The dream ballet which comes later in the movie is foreshadowed when the janitor at Jake’s old high school passes by a couple in the locker-lined hallway attempting and failing to execute the rehearsed choreography together for their high school production of Oklahoma!. A janitor passes by the couple and the scene disappears. Later when Lucy finds herself abandoned and freezing in Jake’s car, she seeks refuge in the high school where she meets the janitor from earlier in the film. It is from there that the dream ballet begins. Dream doubles replace both Lucy and Jake much like Laurey and Curly were also replaced by dream doubles. As the doubles enter the scene, the real Lucy and Jake exit, and the dancers begin to move with one another. Lucy is then ripped away from Jake by the janitor in the dream and like Curly and Jud, the janitor and Jake begin to fight. The dream ballet ends as Jake’s double is stabbed by the janitor and the original Lucy and Jake stand over the dead double. The dream-like scene comes back to reality as it follows behind the janitor as he cleans the gymnasium floor and high school hallway of the fake snow and red scarf used as visual effects.
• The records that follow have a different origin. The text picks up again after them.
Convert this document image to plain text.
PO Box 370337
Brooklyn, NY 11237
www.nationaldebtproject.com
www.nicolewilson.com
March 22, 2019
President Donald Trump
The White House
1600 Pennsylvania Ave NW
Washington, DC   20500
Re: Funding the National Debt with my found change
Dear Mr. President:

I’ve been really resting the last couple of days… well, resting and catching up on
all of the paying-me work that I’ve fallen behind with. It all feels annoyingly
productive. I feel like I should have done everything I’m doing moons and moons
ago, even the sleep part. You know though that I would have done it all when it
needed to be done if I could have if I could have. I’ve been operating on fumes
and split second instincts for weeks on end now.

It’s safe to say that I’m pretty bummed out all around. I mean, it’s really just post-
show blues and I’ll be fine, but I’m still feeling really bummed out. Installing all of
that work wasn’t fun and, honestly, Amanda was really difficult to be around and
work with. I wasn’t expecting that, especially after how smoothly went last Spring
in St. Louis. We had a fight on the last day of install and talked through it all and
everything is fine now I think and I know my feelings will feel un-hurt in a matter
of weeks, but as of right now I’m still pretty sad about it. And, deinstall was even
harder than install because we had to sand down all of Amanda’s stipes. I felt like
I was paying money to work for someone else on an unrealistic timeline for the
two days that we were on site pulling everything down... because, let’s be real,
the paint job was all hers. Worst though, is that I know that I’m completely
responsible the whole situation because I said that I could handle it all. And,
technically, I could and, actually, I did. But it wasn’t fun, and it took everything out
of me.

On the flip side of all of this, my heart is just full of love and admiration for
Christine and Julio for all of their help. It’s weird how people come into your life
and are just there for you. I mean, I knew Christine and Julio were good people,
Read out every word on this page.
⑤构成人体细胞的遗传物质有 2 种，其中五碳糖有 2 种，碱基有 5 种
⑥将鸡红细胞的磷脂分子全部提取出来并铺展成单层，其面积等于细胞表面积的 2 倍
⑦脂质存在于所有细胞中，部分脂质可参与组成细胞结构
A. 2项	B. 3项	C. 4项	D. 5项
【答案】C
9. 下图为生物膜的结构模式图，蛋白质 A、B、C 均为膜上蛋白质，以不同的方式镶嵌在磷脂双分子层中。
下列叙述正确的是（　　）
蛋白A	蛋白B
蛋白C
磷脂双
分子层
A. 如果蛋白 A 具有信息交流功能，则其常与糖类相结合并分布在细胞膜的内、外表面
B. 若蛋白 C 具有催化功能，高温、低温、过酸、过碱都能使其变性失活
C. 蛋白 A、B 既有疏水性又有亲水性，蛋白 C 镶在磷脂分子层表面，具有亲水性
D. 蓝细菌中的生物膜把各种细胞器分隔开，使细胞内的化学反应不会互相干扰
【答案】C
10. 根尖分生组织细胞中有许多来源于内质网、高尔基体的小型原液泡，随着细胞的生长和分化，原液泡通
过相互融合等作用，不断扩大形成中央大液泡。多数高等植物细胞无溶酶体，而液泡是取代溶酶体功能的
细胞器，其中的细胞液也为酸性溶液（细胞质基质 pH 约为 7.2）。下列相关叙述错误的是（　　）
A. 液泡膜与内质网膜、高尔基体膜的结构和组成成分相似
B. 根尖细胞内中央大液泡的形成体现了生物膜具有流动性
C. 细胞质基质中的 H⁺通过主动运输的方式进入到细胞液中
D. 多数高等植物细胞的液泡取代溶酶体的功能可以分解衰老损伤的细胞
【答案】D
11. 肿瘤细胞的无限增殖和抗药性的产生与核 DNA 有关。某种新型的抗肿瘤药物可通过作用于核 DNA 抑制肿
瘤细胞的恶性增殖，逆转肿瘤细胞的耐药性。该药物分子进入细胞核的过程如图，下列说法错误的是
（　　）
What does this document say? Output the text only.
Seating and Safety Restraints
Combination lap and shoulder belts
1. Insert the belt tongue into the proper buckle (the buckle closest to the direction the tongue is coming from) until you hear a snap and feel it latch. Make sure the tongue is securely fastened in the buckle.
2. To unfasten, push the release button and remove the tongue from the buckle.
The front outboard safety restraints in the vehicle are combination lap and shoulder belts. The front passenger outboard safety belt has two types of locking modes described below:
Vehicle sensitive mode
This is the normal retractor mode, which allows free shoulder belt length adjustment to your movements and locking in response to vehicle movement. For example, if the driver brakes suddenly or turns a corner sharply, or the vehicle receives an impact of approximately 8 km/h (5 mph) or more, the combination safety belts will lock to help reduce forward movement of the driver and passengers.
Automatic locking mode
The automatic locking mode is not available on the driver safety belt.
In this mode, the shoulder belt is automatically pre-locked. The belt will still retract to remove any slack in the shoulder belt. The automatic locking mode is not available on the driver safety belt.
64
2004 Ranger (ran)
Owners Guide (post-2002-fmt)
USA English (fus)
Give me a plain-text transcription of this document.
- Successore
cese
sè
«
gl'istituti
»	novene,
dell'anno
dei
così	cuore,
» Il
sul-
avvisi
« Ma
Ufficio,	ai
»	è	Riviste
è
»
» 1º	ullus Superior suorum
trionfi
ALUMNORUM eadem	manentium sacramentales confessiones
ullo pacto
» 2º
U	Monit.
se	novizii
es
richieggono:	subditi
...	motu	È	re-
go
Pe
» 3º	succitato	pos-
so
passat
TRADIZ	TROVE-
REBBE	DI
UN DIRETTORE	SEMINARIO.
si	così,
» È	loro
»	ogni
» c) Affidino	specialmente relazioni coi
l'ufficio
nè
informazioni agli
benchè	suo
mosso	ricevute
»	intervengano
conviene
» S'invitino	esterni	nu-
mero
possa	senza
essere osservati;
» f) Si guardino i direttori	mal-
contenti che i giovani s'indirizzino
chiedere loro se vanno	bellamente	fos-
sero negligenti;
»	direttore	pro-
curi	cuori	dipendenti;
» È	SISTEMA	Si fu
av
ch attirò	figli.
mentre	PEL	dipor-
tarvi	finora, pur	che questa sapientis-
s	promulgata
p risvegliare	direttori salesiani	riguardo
The movie has clear connections to the Broadway show and movie musical Oklahoma!. The dream ballet delves into the psyche of Jake, not Lucy, throughout the dream sequence. Although Lucy is the protagonist throughout most of the movie, the narrative shifts towards the end of the movie. Jake becomes the focal point of the relationship as he longs for a connection with his girlfriend whose love seems to be slipping from his grasp. The dream sequence from I’m Thinking of Ending Things gives homage to its predecessors of the dream ballet narrative.

Photo from the 2020 film

In conclusion, the dream ballet has been and continues to be an important device for filmmakers and musical lovers alike. Dream ballets provide insight into the minds of characters through dance and other visual elements. From the dream ballet that started it all in Oklahoma!, to the to the to the colorfully-painted landscapes in An American In Paris, to the rebirth of the dream ballet in La La Land, and the thrilling tribute to past works in I’m Thinking of Ending Things, dream ballets are a unique and powerful way to delve deeper in the minds of characters. Some dream ballets can be unsettling, tragic, or stunning, but all dream ballets are important devices to help the audience understand the psyche of a character. As a film lover and dancer myself, I am excited to see how the rebirth of dream ballets in films and movie musicals continues to grow over time.